« Encore des modifications ??? »
Le client est-il vraiment roi ?
De ce questionnement m’en sont venus de nombreux autres. En effet, comme j’avais pu l’évoquer lors de ma dernière note, les choix des clients lors de la création d’une direction artistique pour leurs projets me semblaient souvent assez questionnables.
Et souvent, lorsque j’en parlais avec le Directeur Artistique (qui a fait des études de commerce et non de Design Graphique), je me rendais compte que lui aussi était malgré tout souvent d’accord avec mes arguments, mais que la dernière volonté du client primait sur ce qui nous semblait être le mieux, sur le bon design que l’on voulait produire. Comme si la volonté du client était de ressort divin, que l’on ne pouvait lui résister.
Par ailleurs, cette impression est fortifiée par le fait que l’agence propose des aller et retours illimités pour le client … ce qui rend ses volontés encore plus fortes, et les demandes de modifications toujours plus nombreuses.
Aussi, j’ai pu me heurter au problème de devoir respecter des chartes graphiques qui parfois n’avaient aucun sens, ou alors qui suivaient la mode d’une époque qui ne colle plus du tout au design actuel. Mais le plus souvent, puisque celle-ci est aimée par le client, aucune modification ne peut être proposée.

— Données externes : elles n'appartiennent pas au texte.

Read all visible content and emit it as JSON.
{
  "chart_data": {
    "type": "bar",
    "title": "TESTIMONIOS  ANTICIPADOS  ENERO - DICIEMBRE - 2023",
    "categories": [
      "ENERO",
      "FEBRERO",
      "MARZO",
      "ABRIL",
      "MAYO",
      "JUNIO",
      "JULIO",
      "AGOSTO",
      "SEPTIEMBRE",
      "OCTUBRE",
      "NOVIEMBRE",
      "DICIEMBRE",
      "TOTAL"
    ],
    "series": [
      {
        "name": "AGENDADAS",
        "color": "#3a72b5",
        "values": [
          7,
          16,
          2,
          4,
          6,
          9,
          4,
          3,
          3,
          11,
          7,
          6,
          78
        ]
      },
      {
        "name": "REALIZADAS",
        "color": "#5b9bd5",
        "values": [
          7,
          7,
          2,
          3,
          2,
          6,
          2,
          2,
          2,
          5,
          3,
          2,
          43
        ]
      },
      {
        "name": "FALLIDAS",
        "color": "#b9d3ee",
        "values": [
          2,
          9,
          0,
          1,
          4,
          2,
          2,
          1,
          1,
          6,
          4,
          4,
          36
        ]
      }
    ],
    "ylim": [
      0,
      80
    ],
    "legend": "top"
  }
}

De ces premières pensées m’est donc venu ce premier questionnement : quelle place doit avoir le client dans la conception d’un motion, ou de tout visuel qui vise à faire la publicité d’un produit, d’une démarche, d’un concept ? Le client doit-il vraiment avoir le dernier mot ? Le client est-il vraiment roi ?
Cette idée a trotté dans ma tête durant un bon bout de temps, et j’en suis d’abord arrivé à une réponse : non.
En effet, le travail du designer graphique est de créer un visuel qui porte un message, qui a un réel impact, qui est utile dans la démarche du client. C’est un métier à part entière qui demande des connaissances et une vraie rigueur. Nous viendrait-il à l’esprit de demander à notre médecin un autre médicament (qui n’aura sans doute aucune utilité) simplement parce que celui proposé ne nous plaît pas ? Ou à un architecte d’enlever les fondations ?
Non, tout simplement parce que le résultat voulu ne pourrait pas fonctionner autrement qu’en utilisant des principes réfléchis, connus et étudiés par le designer, qui vont aider à créer un visuel avec une vraie force de communication.
Par ailleurs, même si dans mon cas le motion design est commandé par un client, ce dernier est voué à transmettre une message, et pour ce faire, il doit toucher un maximum de personnes, et pas seulement plaire à lui-même. En effet, le but n’est pas en théorie de faire un design qui soit au goût du client, mais une création qui ait un vrai impact pour le public, qui soit bon pour les personnes visées par le client.
Pourtant … un design est tout de même créé pour un client …
« Je n’ai jamais eu de mauvais clients. Il n’y a pas de mauvais clients ! Produire des designs de qualité et faire comprendre cela à nos clients fait intégralement partie de notre travail. »
Bob Gill
Cette citation de Bob Gill sur laquelle je suis tombé par hasard m’a guidé vers une autre réponse possible. S’il semble que le designer doit avoir le dernier mot, lorsque le client est directement la personne impactée par le design, il devrait décider directement du choix final. En effet, le développement d’une identité visuelle sert certes à communiquer des idées sur la personne ou l’entité qui commande l’identité, mais elle a quelque chose de beaucoup plus personnel qu’un support de communication tel qu’un motion design, qui ne vise pas directement le client, mais plutôt un public visé. Dans cette situation, il semble préférable de laisser le dernier mot au client, même si le résultat final n’est pas optimal.
Par ailleurs, lors d’une réunion en direct avec un client et le directeur artistique, il me semblait que ce dernier, même s’il essayait de proposer des solutions plus adéquates, disait facilement oui aux demandes du client. Ainsi lors de certaines de mes interventions pour faire changer une partie du design, le dernier mot revenait quasiment systématiquement au client, qui était aussi assez réfractaire à ce qu’on lui donne des idées autres que les siennes.
Il me semble alors que si ce dernier avait fait des études de design graphique, il aurait eu plus de connaissances pour savoir quand devoir inciter un peu plus le client à basculer vers un autre choix. Mais le client n’aurait peut-être pas été aussi satisfait qu’il le sera en acceptant plus facilement ses idées …
Il me semble ainsi que notre travail en tant que graphiste repose sur un équilibre complexe entre ce que veut le client, et ce qui devrait être bon pour lui et son public, et que cet équilibre dépend grandement du type de projet de design graphique créé. Malgré tout, il me semble également que dans une grande majorité des cas, le client ne devrait pas être roi.